In its own statement Sunday night, the board dismissed Arthur T.’s offer to immediately return to the company, and reaffirmed its support for the current co-chief executives, Felicia Thornton and James Gooch, who it named to replace Arthur T.
“Demoulas Market Basket is considering strategic alternatives directly with parties in private conversations,” the statement said. It encouraged minority shareholders, including Arthur T., to “continue providing constructive proposals.
“Following the board’s evaluation of all of offers, it will convey its recommendations to the company’s shareholders who have the final decision as to which strategic alternative, if any, to accept.”
The board, whose majority is controlled by Arthur S., has continued to support Gooch and Thornton in recent weeks, even as employees loyal to Arthur T have refused to work for them, leaving stores devoid of fresh food and normal customer traffic.
Arthur T.’s statement said that his side of the family has “been working around the clock to pursue their offer to buy the 50.5% of shares in [Demoulas Super Markets] they do not own for a full and fair price.”
While expressing hope the crisis would be resolved, his statement called it “critical” that the company’s board accept his offer, warning, “time is of the essence.” He offered to return by midnight Sunday, bringing back his entire team.
The move by Arthur T. seemed to be an attempt to avoid an ugly showdown between the new executives and the thousands of protesting employees.
Making such an offer public is a gamble, said David Lewin, a professor of management at the University of California, Los Angeles.
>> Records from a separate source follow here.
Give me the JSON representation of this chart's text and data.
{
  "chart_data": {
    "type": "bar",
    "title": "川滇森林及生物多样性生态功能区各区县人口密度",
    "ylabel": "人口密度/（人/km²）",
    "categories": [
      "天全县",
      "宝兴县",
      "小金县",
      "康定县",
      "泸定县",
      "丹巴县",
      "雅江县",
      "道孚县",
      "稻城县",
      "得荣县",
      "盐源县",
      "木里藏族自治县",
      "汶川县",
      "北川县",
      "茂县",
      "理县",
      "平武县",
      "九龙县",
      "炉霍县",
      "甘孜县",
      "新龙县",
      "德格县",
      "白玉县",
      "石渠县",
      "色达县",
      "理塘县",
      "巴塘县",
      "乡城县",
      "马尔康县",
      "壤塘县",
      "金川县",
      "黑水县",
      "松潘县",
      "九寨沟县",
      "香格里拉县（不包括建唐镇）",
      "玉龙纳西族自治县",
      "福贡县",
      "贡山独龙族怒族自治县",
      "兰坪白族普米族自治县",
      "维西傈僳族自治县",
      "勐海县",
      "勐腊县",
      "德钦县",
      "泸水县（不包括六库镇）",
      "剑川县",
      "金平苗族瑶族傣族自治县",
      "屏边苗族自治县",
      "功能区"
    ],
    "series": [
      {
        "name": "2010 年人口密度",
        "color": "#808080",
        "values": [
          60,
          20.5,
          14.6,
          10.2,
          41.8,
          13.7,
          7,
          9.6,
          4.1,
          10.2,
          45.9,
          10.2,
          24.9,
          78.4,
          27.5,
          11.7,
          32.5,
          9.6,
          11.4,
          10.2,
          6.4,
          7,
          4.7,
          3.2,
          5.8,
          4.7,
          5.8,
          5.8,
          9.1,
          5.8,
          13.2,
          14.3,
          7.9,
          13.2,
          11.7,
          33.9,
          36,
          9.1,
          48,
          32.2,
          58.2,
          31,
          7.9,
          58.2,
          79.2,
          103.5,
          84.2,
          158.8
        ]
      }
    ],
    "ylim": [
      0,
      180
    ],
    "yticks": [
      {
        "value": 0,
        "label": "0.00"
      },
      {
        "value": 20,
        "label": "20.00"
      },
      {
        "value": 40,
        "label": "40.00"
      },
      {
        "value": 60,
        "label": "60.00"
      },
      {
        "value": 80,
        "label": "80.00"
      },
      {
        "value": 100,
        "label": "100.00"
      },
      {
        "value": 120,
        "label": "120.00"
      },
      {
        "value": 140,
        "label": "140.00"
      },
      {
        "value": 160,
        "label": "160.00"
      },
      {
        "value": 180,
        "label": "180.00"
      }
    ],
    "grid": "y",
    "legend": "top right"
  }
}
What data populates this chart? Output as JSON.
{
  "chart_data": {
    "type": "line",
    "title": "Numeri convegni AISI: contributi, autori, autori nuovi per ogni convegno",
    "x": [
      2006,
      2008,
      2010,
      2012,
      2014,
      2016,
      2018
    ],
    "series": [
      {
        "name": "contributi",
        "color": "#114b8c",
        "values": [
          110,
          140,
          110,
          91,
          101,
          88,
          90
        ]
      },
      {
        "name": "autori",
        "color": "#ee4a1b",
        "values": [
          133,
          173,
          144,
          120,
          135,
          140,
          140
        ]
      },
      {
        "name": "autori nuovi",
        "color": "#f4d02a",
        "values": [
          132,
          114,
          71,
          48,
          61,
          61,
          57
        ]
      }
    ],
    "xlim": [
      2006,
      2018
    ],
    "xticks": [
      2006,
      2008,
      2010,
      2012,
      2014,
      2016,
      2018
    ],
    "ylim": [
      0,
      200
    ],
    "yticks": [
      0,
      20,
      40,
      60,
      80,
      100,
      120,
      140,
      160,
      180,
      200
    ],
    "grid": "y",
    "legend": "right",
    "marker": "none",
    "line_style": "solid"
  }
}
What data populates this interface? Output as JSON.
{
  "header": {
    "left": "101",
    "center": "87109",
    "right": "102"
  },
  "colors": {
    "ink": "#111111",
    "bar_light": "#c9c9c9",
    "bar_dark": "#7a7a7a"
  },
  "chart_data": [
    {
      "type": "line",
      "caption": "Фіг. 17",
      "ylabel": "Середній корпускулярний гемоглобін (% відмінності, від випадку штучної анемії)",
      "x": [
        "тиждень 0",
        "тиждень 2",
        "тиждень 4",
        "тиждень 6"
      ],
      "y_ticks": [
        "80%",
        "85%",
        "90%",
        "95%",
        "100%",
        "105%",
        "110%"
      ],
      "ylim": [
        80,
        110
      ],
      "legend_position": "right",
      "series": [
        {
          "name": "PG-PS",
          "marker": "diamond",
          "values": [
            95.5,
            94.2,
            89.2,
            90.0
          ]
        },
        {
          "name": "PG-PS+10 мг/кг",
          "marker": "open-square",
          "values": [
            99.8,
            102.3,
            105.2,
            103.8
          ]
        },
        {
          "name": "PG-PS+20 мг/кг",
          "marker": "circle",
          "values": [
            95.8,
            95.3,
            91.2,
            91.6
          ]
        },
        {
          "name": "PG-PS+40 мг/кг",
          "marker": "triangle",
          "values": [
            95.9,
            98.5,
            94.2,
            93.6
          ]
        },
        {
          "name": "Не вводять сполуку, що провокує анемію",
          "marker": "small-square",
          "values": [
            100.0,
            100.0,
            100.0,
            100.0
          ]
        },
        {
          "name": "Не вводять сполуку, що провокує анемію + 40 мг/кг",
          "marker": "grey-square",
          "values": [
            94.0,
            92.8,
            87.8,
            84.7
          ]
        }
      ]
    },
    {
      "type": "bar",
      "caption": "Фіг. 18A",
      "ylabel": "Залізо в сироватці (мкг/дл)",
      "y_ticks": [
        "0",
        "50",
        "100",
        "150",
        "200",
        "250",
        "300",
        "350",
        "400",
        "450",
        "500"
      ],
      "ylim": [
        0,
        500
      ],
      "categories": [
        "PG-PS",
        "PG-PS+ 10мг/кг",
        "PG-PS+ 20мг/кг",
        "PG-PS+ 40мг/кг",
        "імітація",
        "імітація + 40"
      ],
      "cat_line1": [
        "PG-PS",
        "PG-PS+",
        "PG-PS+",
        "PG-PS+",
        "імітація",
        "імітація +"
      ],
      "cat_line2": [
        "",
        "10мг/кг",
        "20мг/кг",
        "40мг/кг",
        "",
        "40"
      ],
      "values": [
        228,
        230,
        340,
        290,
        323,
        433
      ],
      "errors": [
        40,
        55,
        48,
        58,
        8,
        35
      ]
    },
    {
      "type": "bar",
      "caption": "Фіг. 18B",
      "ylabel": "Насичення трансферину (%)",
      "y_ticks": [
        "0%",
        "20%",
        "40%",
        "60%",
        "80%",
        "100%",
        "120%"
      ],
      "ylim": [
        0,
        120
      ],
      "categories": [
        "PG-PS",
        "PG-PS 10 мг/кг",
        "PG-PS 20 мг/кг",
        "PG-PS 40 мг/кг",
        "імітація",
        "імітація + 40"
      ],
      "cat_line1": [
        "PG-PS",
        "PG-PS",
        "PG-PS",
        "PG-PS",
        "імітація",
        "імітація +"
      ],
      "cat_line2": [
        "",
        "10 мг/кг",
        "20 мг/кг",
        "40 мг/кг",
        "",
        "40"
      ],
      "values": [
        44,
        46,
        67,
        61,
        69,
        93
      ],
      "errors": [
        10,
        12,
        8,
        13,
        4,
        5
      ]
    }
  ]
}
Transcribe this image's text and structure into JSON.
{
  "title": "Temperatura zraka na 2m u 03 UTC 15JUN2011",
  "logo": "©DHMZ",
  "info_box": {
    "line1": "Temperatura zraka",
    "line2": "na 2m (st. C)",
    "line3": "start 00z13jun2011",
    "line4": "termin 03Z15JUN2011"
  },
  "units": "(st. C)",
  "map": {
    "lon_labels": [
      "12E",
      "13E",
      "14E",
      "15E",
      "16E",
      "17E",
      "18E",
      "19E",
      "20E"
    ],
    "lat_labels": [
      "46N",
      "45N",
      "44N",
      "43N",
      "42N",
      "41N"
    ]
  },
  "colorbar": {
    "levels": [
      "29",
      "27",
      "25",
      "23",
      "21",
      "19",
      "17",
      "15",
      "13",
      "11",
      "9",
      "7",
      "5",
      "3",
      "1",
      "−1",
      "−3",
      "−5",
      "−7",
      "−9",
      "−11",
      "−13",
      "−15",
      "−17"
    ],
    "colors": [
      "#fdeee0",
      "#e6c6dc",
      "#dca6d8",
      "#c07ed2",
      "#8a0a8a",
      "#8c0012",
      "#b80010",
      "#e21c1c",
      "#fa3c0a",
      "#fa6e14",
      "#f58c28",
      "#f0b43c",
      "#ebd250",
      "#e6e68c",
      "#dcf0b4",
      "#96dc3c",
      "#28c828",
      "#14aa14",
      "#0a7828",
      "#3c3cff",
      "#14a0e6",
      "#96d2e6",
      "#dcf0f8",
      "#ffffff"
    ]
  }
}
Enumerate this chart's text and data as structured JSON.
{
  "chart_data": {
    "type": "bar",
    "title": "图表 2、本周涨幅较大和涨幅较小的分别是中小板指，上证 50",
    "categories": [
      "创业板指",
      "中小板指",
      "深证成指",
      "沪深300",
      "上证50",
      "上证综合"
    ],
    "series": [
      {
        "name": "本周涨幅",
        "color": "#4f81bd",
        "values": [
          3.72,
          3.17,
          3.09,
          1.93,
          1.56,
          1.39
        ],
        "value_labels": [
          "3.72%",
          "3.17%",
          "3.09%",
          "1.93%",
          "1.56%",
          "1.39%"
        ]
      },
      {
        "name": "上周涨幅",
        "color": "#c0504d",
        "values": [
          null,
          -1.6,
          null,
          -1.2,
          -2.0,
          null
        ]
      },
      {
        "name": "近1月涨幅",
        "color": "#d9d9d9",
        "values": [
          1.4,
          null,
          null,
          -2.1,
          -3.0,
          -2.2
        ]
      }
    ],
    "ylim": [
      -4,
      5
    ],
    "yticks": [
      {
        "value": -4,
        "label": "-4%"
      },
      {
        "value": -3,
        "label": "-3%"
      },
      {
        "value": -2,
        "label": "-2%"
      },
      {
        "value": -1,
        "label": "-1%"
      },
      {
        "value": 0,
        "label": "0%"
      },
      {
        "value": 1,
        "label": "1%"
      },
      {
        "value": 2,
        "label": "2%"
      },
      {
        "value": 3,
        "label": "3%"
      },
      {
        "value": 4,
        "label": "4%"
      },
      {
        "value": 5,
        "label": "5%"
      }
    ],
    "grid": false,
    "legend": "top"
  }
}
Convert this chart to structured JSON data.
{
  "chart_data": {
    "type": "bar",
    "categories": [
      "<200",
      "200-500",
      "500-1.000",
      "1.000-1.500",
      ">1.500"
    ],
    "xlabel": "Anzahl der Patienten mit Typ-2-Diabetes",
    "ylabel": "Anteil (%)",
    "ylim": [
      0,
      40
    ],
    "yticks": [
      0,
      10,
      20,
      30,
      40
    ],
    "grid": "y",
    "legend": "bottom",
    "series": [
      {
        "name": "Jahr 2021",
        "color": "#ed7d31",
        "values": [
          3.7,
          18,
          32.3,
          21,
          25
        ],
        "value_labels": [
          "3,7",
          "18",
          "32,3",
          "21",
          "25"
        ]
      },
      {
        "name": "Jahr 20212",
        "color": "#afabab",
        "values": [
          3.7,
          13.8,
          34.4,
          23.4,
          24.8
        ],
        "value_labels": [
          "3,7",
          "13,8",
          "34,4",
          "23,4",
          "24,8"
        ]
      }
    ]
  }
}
“He’s trying to put pressure on the other side. It’s a tactic,” Lewin said. “It may work, but it may not.”
But former employees applauded the move.
“He’s doing that out of compassion for us, I’m sure,” said Steve Paulenka, a top Market Basket supervisor who was among eight employees fired in July. “I would not be that magnanimous if I were in his position.”
The company’s directors have acknowledged that Arthur S. is considering selling his ownership stake to Arthur T., but it is unclear how likely he is to do so.
In the meantime, the grocery chain, which industry specialists estimate is worth $3 billion to $3.5 billion, remains crippled. The shelves at many of the chain’s 71 stores are bare because workers have refused to deliver goods. And customers, either in solidarity with workers or out of frustration with missing grocery items, are largely staying away. As a result, managers have said, sales at some stores have plummeted as much as 75 percent since Demoulas’s firing.
Store managers loyal to Arthur T. said they hoped the offer was a signal that behind-the-scenes negotiations are leaning Arthur T.’s way.
“We all fully believe that Arthur T.’s going to be running this company again,” said John Garon, a manager at the Burlington Market Basket. “He continues to give full and fair offers to the other side of the family. He’s saying, ‘Hey, I’m ready to go back tonight and fix the big mess you guys said I created.’ It would be the best-case scenario for all involved.”
But Garon cautioned that undoing the damage of the past month would not happen overnight.
“There’s a lot of work to do first,” he said. “If we hear the news, we’re going to have more work to do than we’ve ever had in our lives to get our stores up and running and full.”
Paulenka said he would not declare victory until a sale to Arthur T. was finalized, but he and other fired managers said they were ready to return to work immediately.
“When and if that word comes, I’m ready at a moment’s notice,” said Tom Gordon, a former grocery supervisor who was fired by the company’s new leaders.